Volunteers from several countries raised other themes derived from recent trends: the proliferation of populist leaders and fake news, and in particular concern that some Asean leaders are using a clever mix of state apparatus and social media to deliberately mislead people. I was glad that they were questioning, and it is a credit to UKM (which processes the applications) that they now have the opportunity to further develop their sentiments as they attend workshops, complete modules and work with communities on disaster risk reduction over the next few weeks. (I did urge them to also enjoy the SEA Games on telly where possible, and to cheer on the Timor Leste athletes as they seek entry into Asean.)

One of the activities will take them up to Tangkuban Perahu, a stratovolcano where you can see smoke, including yellow sulphur being emitted from its caldera: a phenomenon unseen in Malaysia. This geological feature unsurprisingly has a human legend: as its name suggests, it is supposedly an upturned boat, built by giants to prevent an incestuous marriage between mother and son in an Oedipus-like Sundanese saga.

Back downhill, the angklung seems to be a defining feature of present-day Sundanese culture, and at Saung Angklung Udjo, a training centre and performance venue for people to learn, play and craft the rattling instrument, I enjoyed pieces in musical scales on the gamelan never heard in Malaysia, young boys and girls participating in ancient dances of pre-Islamic origin (to which there is no apparent stigma attached), to pop songs designed to involve the tourists.
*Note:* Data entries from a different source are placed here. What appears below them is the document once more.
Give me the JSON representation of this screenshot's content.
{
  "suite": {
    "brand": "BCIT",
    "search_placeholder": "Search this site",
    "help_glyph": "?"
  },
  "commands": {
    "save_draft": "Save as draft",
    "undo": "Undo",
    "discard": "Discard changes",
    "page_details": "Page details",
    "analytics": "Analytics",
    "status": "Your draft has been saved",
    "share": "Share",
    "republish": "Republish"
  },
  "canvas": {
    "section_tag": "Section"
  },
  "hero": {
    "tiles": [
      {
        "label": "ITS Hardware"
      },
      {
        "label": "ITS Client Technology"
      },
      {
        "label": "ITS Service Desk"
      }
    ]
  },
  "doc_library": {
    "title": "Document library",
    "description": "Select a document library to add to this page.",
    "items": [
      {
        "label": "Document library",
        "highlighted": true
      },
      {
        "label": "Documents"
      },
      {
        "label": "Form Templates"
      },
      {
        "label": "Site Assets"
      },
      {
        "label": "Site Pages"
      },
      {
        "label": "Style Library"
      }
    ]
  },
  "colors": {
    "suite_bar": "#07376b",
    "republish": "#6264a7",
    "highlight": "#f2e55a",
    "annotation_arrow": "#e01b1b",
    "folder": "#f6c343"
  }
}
The audience demographic told another story of human interaction, for the majority of them were from Holland: English was the fourth language after Sundanese, Dutch and Indonesian to be spoken by the emcee. Those who fought the colonial masters during the struggle for Indonesian independence probably did not imagine that 70 years later, their descendants would form such an important contributor to the economy.

Ten years after independence, Sukarno hosted the Asian-African Conference in Bandung, in which “colonialism in all its manifestations” ie from both capitalists and communists was condemned, and where a 10-point declaration on the promotion of world peace and cooperation was signed. At the Gedung Merdeka – now a museum where the conference took place – they claim that the conference paved the way for so many more countries, including the Federation of Malaya, to gain independence in the decade after.

One day, perhaps we will more plausibly be able to claim that programmes like UKM’s Asean Youth Volunteer Programme did so much to make Asean a meaningful entity improving the lives of its citizens.

 Tunku Zain Al-Abidin is royal fellow of the Institute for Malaysian and International Affairs (Ikmas) UKM and founding president of Ideas.